11,138 Km Journey: A Life Story of Mine
Ever since I was younger, I have always been interested in teaching, especially the math subject. I did not realize it at first, but I have always incorporated math in my whole life. I helped friends and strangers with their math assignments, and I find joy as I learn more aspects about the subject. I have met both great and bad teachers throughout my school life, with amazing teachers who continue to inspire me in my everyday life, and with terrible teachers making me realize that they still exist to this day. They left a mark in me and a pure surge of determination that once I become a teacher, I will never be like them.
I grew up in a city named “Quezon City;” I wish I had an interesting and happy childhood, but I did not. My whole childhood consisted of me spending the whole day playing by myself as I watch my fellow children play outside through our house window. I think this might be the reason that I have a videogame addiction; I grew up playing videogames for comfort and happiness since that was the only thing I could do besides studying. My parents were always working day and night, so they were not around often, which somewhat helped me to become independent. Furthermore, since my parents were not around to help me with my homework, I was left to do it myself. Sometimes, they would drop my sister and I in our relative’s house to spend the rest of the day in there. I was lucky because my aunts would let my sister and I play outside without my parents knowing. However, not being outside as much has impacted my self-esteem that I would be extremely shy and worse, uncooperative when playing with the other kids. One of the games I love playing outside was roleplaying as a teacher and creating a classroom where myself and the other children would teach each other what we learned in school. Although I had friends in school, I could only interact with them in there since phones were not relevant at that time. Going down memory lane made me realize that, maybe, I am destined to become a math teacher after all. Thinking about it, I have dedicated some of my childhood being invested in Mathematics so much that I would come to school on weekends to learn advanced Math.
My teenage years were better, but it felt “short.” My 7th grade was definitely one of the most memorable moments of my school life. I remember being the class president of my section. With this role, I was given the privilege to be in control of my classmates. Filipino teachers were very occupied people that sometimes, I would be given tasks such as teaching a topic in front of the class, checking exam papers, and reporting to teachers. I had an excellent Mathematics teacher who has urged me to tackle the path of becoming a teacher of Mathematics. She impacted my life greatly because of how well she taught us. She was not strict, but she had this personality that made our class be really invested with the Math subject, even the struggling students were very interested. This is the second paper that I have mentioned this teacher; I just admire her greatly and I thank her for inspiring me. Anyway, the reason my teenage years felt short was because I was only able to spend a short amount of time with my 7th grade classmates; I had to move in another country. On the brighter side, I was able to spend my one year of high school realizing my desired career path and meeting those amazing people. With all the positive impacts 7th grade has given me, it also has its negative impacts. This was the year when my father told me these exact words, “you are only good at the start.” He stated this because my average grade went down on the 2nd quarter. I was very devastated by his words; I still remember it till this day, but those words made me strive harder and achieve my goals.
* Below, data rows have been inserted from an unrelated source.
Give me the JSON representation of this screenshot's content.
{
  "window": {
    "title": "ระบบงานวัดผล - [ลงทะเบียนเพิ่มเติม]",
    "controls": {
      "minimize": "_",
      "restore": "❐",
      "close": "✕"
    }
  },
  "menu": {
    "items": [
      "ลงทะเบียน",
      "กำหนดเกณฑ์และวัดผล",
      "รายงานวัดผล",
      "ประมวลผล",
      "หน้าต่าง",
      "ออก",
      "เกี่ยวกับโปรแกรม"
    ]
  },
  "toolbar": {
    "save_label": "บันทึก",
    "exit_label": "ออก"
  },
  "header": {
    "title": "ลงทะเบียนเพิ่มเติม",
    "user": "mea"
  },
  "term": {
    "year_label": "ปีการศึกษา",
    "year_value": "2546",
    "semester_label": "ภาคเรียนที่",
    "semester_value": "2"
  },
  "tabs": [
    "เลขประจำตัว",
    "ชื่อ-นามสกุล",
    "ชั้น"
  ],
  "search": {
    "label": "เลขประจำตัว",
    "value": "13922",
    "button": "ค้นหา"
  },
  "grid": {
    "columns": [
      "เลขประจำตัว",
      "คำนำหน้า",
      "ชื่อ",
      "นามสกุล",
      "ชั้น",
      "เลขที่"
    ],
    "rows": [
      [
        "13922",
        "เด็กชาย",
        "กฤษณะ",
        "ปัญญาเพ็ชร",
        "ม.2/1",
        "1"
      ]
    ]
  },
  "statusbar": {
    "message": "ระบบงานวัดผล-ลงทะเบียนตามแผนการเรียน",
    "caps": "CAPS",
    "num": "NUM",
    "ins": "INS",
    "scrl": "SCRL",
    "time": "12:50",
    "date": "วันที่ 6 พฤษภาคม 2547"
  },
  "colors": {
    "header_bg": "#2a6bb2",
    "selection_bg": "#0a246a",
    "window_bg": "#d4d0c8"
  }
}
I ended up being the top 1st—highest average—in my section.
I spent 13 years of my life in the Philippines before moving in Canada. Even though I was excited for a new chapter of my life, that 11,138km I travelled was the most heartbreaking part of my whole existence. Back in the Philippines, I used to own four pets: my three cats, Felix, Belinda, and Arthur; and my dog, Sasha.
Since I always stay at home, either doing schoolwork or playing videogames, my pets were my only companions whom I can talk to. Giving them away and leaving them behind was very hard for me, especially when I had to do all of it in a span of half a month. The plan to move in Canada was an instant, impulsive, decision that we did not have a time to settle our properties. As a result, everything happened so fast, and I was extremely overwhelmed. All my self-esteem and self confidence has decreased dramatically; I was once again shy and uncooperative. I arrived in this small city named Melville, and since it is a small area, everyone knew each other. Luckily, my classmates were very accommodating which made me feel welcomed in the new environment. I made friends that I still talk to this day.
After finishing 9th grade, I left Melville to move in Regina. The moving was not as hard for me comparing to when I moved to Canada from the Philippines. I felt more confident, and I had more faith inside me. I tried pursuing the career of psychiatry, but it did not resonate with me as much as I resonate with Mathematics teacher path. I think my childhood experiences and struggles has helped me to pursue this career. Having an interest in Math ever since I was younger and finding joy whenever I get through the hard questions proves that I find happiness with Math. I am sure in the future that I will also enjoy teaching it to my future students. I know Mathematics is not for everyone, and I admit that it is a hard subject. The stigma stating that Math concepts are not needed in the real world discourages people to tackle the subject. I will make sure once I become a Mathematics teacher, the subject will be interesting and encourages students. Not being able to explore the world as much as a child gives me the idea that I should encourage my students to explore the world as much as they can. We all know the world will not exist forever; my goal, as a future teacher, is to teach students to “seize the day” and enjoy life.